Focus: Precise reference for how Go records contention on synchronisation primitives and goroutine blocking, the runtime knobs that enable those profiles, and the wire formats consumed by pprof.

Sources: - runtime package: https://pkg.go.dev/runtime - runtime/pprof package: https://pkg.go.dev/runtime/pprof - net/http/pprof package: https://pkg.go.dev/net/http/pprof - pprof profile format: https://github.com/google/pprof/blob/main/doc/README.md - Mutex profile design doc: https://github.com/golang/go/issues/12118


1. The two profiles at a glance

Go ships two distinct sampling profiles for synchronisation, each off by default.

Profile What it samples Units in the profile Enabled by
Mutex Time goroutines spent waiting to acquire a sync.Mutex or sync.RWMutex after another goroutine unlocked it nanoseconds runtime.SetMutexProfileFraction(N)
Block Time goroutines spent blocked on channel ops, select, mutex acquisition, sync.Cond.Wait, time.Sleep, and a few other primitives nanoseconds runtime.SetBlockProfileRate(N)

The two overlap on Mutex.Lock contention.

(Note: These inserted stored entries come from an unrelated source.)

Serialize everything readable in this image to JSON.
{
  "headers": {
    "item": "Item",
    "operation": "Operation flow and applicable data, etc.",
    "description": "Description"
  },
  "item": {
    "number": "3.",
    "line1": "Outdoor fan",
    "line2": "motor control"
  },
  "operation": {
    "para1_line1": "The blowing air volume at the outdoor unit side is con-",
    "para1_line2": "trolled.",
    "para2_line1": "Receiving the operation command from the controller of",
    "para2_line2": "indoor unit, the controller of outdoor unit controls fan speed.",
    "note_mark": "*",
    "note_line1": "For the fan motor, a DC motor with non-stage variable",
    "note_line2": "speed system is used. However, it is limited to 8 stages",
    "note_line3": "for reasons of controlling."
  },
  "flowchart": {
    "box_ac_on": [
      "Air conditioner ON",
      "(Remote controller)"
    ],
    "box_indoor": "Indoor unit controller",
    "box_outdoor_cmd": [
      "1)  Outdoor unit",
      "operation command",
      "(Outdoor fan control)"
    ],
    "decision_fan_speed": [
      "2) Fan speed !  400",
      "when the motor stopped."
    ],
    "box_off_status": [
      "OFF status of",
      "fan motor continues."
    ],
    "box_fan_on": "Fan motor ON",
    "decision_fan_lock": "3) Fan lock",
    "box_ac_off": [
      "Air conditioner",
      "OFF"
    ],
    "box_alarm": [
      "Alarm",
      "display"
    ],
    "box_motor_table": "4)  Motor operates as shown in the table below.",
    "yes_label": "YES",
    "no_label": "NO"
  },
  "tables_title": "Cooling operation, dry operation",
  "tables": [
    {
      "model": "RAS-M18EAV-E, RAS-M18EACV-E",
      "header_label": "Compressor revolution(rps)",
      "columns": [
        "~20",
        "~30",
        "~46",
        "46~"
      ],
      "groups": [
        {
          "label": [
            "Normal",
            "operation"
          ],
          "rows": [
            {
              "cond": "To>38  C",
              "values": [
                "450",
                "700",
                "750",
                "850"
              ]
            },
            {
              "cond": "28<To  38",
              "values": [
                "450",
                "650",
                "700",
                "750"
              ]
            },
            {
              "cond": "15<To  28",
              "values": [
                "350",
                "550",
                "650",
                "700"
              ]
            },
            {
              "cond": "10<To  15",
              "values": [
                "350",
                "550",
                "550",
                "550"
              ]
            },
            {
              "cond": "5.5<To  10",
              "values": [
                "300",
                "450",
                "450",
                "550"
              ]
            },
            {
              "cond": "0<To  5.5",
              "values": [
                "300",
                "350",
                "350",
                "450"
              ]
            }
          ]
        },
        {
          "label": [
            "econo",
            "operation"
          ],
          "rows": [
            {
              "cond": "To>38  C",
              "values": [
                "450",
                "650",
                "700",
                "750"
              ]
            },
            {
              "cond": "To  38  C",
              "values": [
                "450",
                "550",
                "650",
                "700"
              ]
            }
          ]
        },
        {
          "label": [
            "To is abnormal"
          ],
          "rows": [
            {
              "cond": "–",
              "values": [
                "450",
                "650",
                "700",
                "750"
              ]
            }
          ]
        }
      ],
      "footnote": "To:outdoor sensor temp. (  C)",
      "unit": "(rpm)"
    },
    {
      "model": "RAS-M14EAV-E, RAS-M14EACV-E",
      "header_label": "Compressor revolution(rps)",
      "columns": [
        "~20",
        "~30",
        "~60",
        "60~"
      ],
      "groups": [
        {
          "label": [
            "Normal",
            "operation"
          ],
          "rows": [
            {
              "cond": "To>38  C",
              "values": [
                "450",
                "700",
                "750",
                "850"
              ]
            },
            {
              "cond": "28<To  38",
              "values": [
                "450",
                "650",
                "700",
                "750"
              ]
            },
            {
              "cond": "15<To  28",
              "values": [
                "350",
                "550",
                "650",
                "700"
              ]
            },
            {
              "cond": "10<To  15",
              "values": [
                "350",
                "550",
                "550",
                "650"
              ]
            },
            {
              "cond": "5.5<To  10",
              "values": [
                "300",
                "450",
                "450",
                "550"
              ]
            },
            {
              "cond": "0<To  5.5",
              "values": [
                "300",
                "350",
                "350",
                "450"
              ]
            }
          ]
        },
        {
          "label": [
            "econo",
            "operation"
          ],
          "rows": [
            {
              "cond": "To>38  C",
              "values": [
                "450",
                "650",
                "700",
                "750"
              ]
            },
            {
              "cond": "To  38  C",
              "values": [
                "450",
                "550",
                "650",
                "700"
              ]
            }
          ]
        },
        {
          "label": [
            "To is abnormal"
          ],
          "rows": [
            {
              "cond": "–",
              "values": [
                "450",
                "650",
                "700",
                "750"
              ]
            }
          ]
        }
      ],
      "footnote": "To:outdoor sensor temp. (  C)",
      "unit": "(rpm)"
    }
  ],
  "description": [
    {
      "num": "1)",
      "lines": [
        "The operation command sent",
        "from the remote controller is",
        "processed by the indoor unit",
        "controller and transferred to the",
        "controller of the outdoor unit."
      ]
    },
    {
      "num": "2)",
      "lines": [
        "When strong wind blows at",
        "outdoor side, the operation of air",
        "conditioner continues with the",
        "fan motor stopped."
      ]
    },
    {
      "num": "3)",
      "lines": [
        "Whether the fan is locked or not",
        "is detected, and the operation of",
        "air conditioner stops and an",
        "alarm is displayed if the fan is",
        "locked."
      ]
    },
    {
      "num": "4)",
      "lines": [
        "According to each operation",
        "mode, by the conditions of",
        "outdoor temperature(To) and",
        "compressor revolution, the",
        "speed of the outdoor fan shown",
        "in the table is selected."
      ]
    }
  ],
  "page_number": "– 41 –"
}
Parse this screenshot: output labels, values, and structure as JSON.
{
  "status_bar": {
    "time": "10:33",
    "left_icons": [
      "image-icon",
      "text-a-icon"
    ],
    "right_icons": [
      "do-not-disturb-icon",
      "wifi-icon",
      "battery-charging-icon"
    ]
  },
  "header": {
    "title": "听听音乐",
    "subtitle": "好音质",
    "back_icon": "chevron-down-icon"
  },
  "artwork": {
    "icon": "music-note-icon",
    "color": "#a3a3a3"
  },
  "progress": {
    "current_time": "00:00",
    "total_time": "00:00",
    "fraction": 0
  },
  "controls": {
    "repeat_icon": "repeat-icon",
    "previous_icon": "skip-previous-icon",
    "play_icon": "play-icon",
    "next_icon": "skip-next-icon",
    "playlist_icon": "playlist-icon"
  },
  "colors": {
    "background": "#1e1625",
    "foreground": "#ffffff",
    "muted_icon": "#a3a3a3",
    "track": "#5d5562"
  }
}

The mutex profile is attributed to the unlocker (the goroutine that held the lock long enough to make somebody wait). The block profile is attributed to the waiter (the goroutine that was descheduled).


2. Enabling APIs

runtime.SetMutexProfileFraction(rate int) int

Reports one out of every rate mutex contention events. Returns the previous value.

Argument Meaning
rate <= 0 Disable the profile; preserve existing samples
rate == 1 Record every event (high overhead under heavy contention)
rate >= 1 Sample 1 in rate events

The recommended production value is somewhere between 100 and 1000. The runtime multiplies the recorded delay by rate so the reported totals stay calibrated.

runtime.SetBlockProfileRate(rate int) (was int)

Controls the block profile. The argument is interpreted in nanoseconds: a block event that lasted d nanoseconds is recorded with probability d / rate (and rate=1 means every event).

Argument Meaning
rate <= 0 Disable the profile
rate == 1 Record every blocking event
rate == 10000 Roughly: record events that block for at least 10 μs
rate == 1_000_000 Record events that block for at least 1 ms

Setting the rate does not clear prior samples. To reset the profile, drain it via pprof.Lookup("block").WriteTo(io.Discard, 0) after disabling.


3. What the block profile records

The block profile records goroutines that the scheduler parks on a known synchronisation primitive. The set, as of Go 1.24:

Primitive Reason for parking
chan send / chan recv Channel buffer full / empty; no peer ready
select No case ready
sync.Mutex.Lock Mutex held by another goroutine
sync.RWMutex.Lock / RLock Held in conflicting mode
sync.Cond.Wait Waiting for Signal/Broadcast
sync.WaitGroup.Wait Counter > 0
time.Sleep Sleeping with goroutine attached
runtime.Gosched-induced parks Some internal cases (rare)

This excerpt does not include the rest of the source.